Real-World Safety and Clinical Response of Flumatinib in the Treatment of Chronic Myeloid Leukemia: A Retrospective Study

Objective: The objective of this retrospective study was to assess the effectiveness and safety of flumatinib in the treatment of chronic phase chronic myeloid leukemia (CML) in real-world settings.

Methods: A total of 61 patients who received flumatinib as first-line therapy were compared with 92 patients who received first-line imatinib therapy. Furthermore, the 58 patients who received flumatinib as post-line therapy were divided into two groups based on the timing of switching to flumatinib: an early conversion group (n=18) and a late conversion group (n=40). The molecular responses and outcomes were assessed at multiple time points (3, 6, 9, and 12 months) during the treatment of flumatinib, along with the observation of adverse reactions.

Results: In comparison to imatinib, the use of flumatinib as a first-line therapy demonstrated statistically significant increases in early molecular response (EMR), major molecular response (MMR), and deep molecular response (DMR) at various milestones (p<0.05). Additionally, the incidence of adverse events was lower in the flumatinib group, as evidenced by higher event-free survival (EFS) rates (83.6% vs. 39.1%, P=0.01) and a lower medication switching rate (90.2% vs. 31.5%, P<0.001). However, there were no significant differences observed in overall survival (OS) and progression-free survival (PFS) rates between the two groups (P>0.05). In the context of post-line therapy, a significant proportion of patients (72.2%) achieved EMR at 3 months, while 71.9% achieved MMR at 12 months when treated with flumatinib. Notably, the early conversion group exhibited higher rates of molecular response and demonstrated superior OS, PFS, and EFS at the 12-month mark compared to the late conversion group (P>0.05). Adverse events (AEs) commonly associated with flumatinib encompassed limb discomfort, gastrointestinal reactions, and elevated transaminase levels, with thrombocytopenia being the most frequently observed hematologic AE.

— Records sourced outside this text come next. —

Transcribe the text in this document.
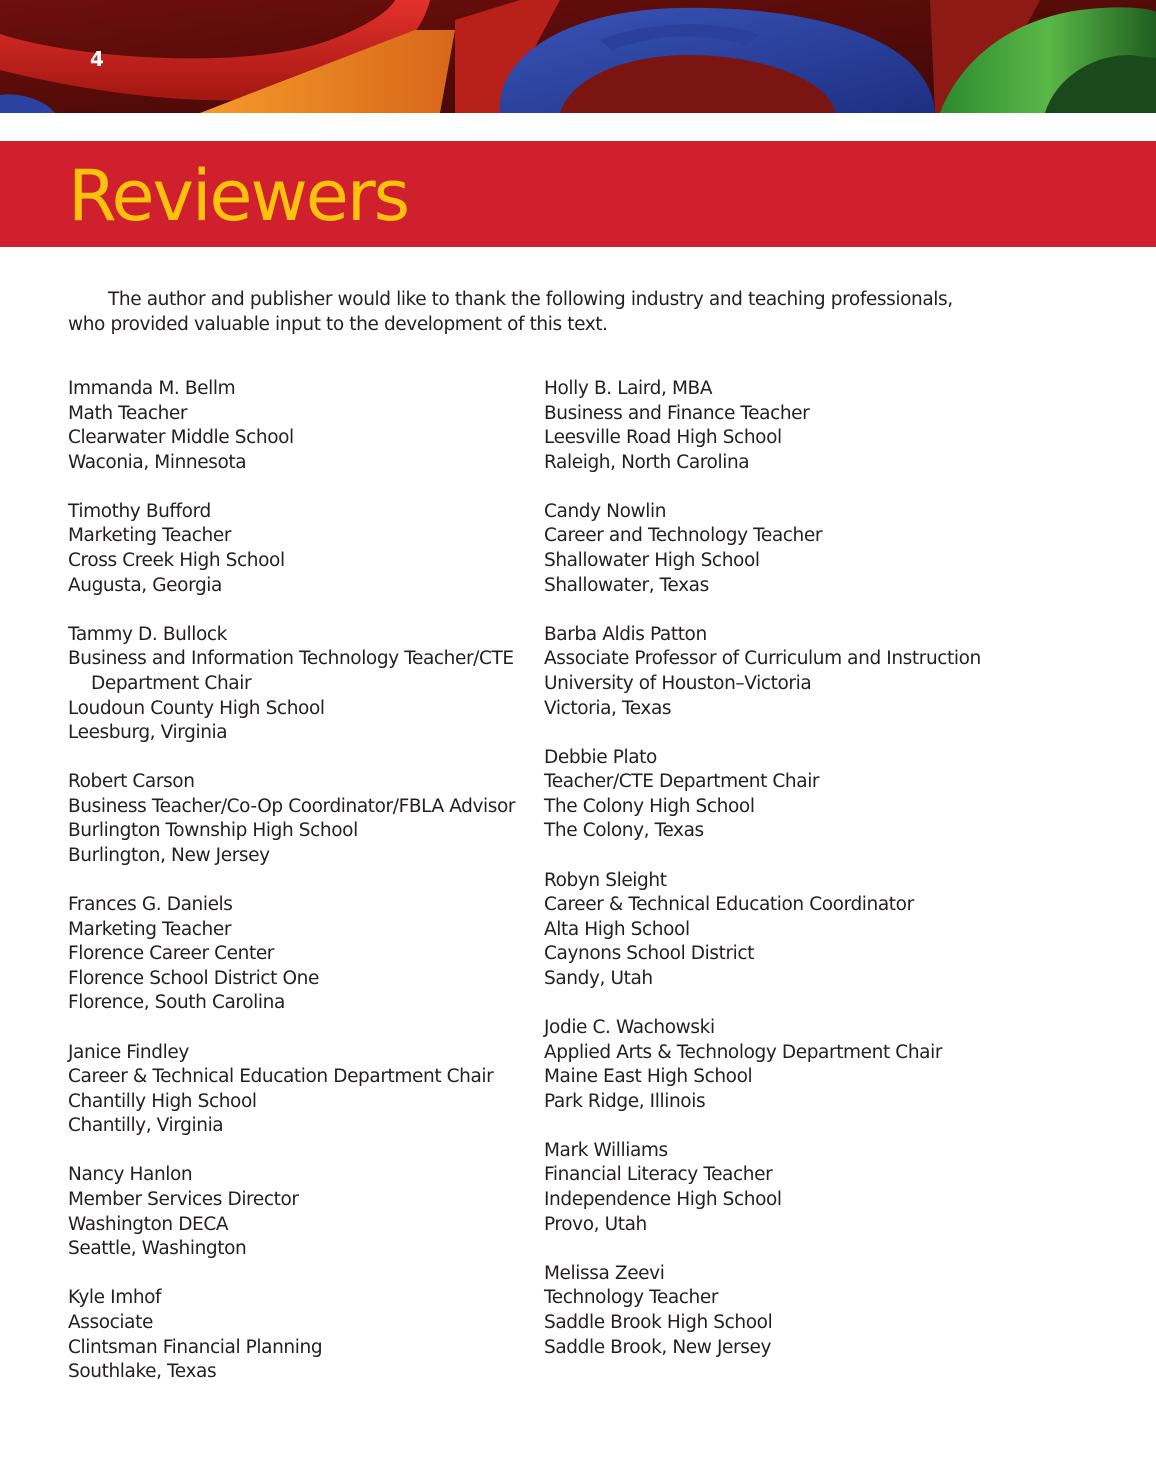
4
Reviewers

The author and publisher would like to thank the following industry and teaching professionals, who provided valuable input to the development of this text.

Immanda M. Bellm
Math Teacher
Clearwater Middle School
Waconia, Minnesota
Timothy Bufford
Marketing Teacher
Cross Creek High School
Augusta, Georgia
Tammy D. Bullock
Business and Information Technology Teacher/CTE
Department Chair
Loudoun County High School
Leesburg, Virginia
Robert Carson
Business Teacher/Co-Op Coordinator/FBLA Advisor
Burlington Township High School
Burlington, New Jersey
Frances G. Daniels
Marketing Teacher
Florence Career Center
Florence School District One
Florence, South Carolina
Janice Findley
Career & Technical Education Department Chair
Chantilly High School
Chantilly, Virginia
Nancy Hanlon
Member Services Director
Washington DECA
Seattle, Washington
Kyle Imhof
Associate
Clintsman Financial Planning
Southlake, Texas
Holly B. Laird, MBA
Business and Finance Teacher
Leesville Road High School
Raleigh, North Carolina
Candy Nowlin
Career and Technology Teacher
Shallowater High School
Shallowater, Texas
Barba Aldis Patton
Associate Professor of Curriculum and Instruction
University of Houston–Victoria
Victoria, Texas
Debbie Plato
Teacher/CTE Department Chair
The Colony High School
The Colony, Texas
Robyn Sleight
Career & Technical Education Coordinator
Alta High School
Caynons School District
Sandy, Utah
Jodie C. Wachowski
Applied Arts & Technology Department Chair
Maine East High School
Park Ridge, Illinois
Mark Williams
Financial Literacy Teacher
Independence High School
Provo, Utah
Melissa Zeevi
Technology Teacher
Saddle Brook High School
Saddle Brook, New Jersey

Conclusion: Flumatinib exhibited notable efficacy and safety as a therapeutic option for patients with chronic phase CML, whether utilized as a first-line or post-line treatment. In comparison to imatinib, initial administration of flumatinib resulted in more profound and expeditious molecular responses. The utilization of flumatinib as a post-line therapeutic approach during the early stage of treatment exhibits a favorable influence on patient prognosis. However, no statistically significant disparity was noted when compared to the group receiving switch therapy during the late stage.